The topic of prayer is well and good. A conversation is a wonderful thing to have with God…but what about the days when your heart is too full to pray? When life has once again knocked you down and it feels as if you’ll never rise again? What do you do on those days?
In these moments, it can be helpful to remember Romans 8:26, “Likewise the Spirit also helpeth our infirmities: for we know not what we should pray for as we ought: but the Spirit itself maketh intercession for us with groanings which cannot be uttered.”
The Holy Spirit that lives within you as a child of God is interceding on your behalf. On the days when you can’t find the words, when the pain is too deep, and the waves of anguish continue to batter your heart, know this: the Holy Spirit is praying for you.
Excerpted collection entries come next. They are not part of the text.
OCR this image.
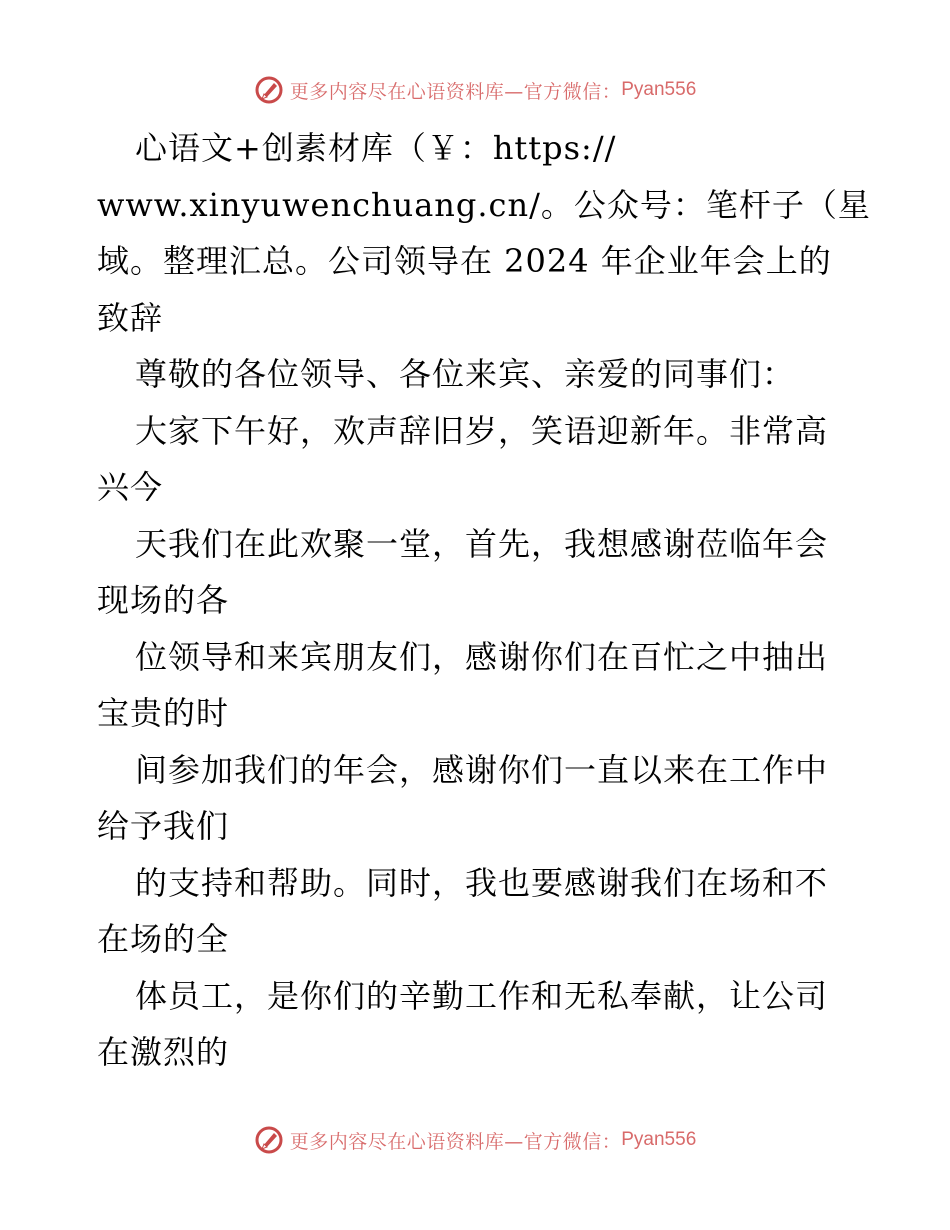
更多内容尽在心语资料库—官方微信： Pyan556
心语文+创素材库（￥：https://
www.xinyuwenchuang.cn/。公众号：笔杆子（星
域。整理汇总。公司领导在 2024 年企业年会上的
致辞
尊敬的各位领导、各位来宾、亲爱的同事们：
大家下午好，欢声辞旧岁，笑语迎新年。非常高
兴今
天我们在此欢聚一堂，首先，我想感谢莅临年会
现场的各
位领导和来宾朋友们，感谢你们在百忙之中抽出
宝贵的时
间参加我们的年会，感谢你们一直以来在工作中
给予我们
的支持和帮助。同时，我也要感谢我们在场和不
在场的全
体员工，是你们的辛勤工作和无私奉献，让公司
在激烈的
更多内容尽在心语资料库—官方微信： Pyan556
In this very moment, the Holy Spirit is communing with the Father, sharing your deepest longings and your sharpest hurt. He is pleading for exactly what you need even when you are silent.
Some Christians find it comforting to just begin calling out the name of God in these moments. Like a child crying for their Father, repeat His name again and again. You might use a comforting term of endearment like “Daddy” or “Abba” or “Papa”.
Cry out like the beggars on the side of the road who yelled out the name of Jesus. It’s recorded in Scripture that each time the destitute and weak called out, Jesus stopped. He paused whatever He was in the middle of to listen to those who needed Him the most. He was never too busy to hear and to heal.
Approach God Boldly
When you talk to God, pray boldly. Come to His throne in full confidence. Not as a beggar hoping for scraps of affection. Arrive instead knowing that you are a beloved child of God. You come not as a beggar but as an heir.
In Hebrews 4:16, Paul instructed the children of God to…
“Let us therefore come boldly unto the throne of grace, that we may obtain mercy, and find grace to help in time of need.”
Not only should your approach be bold but so should your prayers. Phillip Brooks said, “Pray the largest prayers. You cannot think a prayer so large that God, in answering it, will not wish you had made it larger. Pray not for crutches but for wings.”
Prayer is a conversation. It’s a wonderful, deep conversation that has the power to change you, change your situation, and even change the world. But more than all of that—more than any results or changes you see—it’s the beautiful beginning of a deep and abiding relationship with the One who created you. That’s worth everything.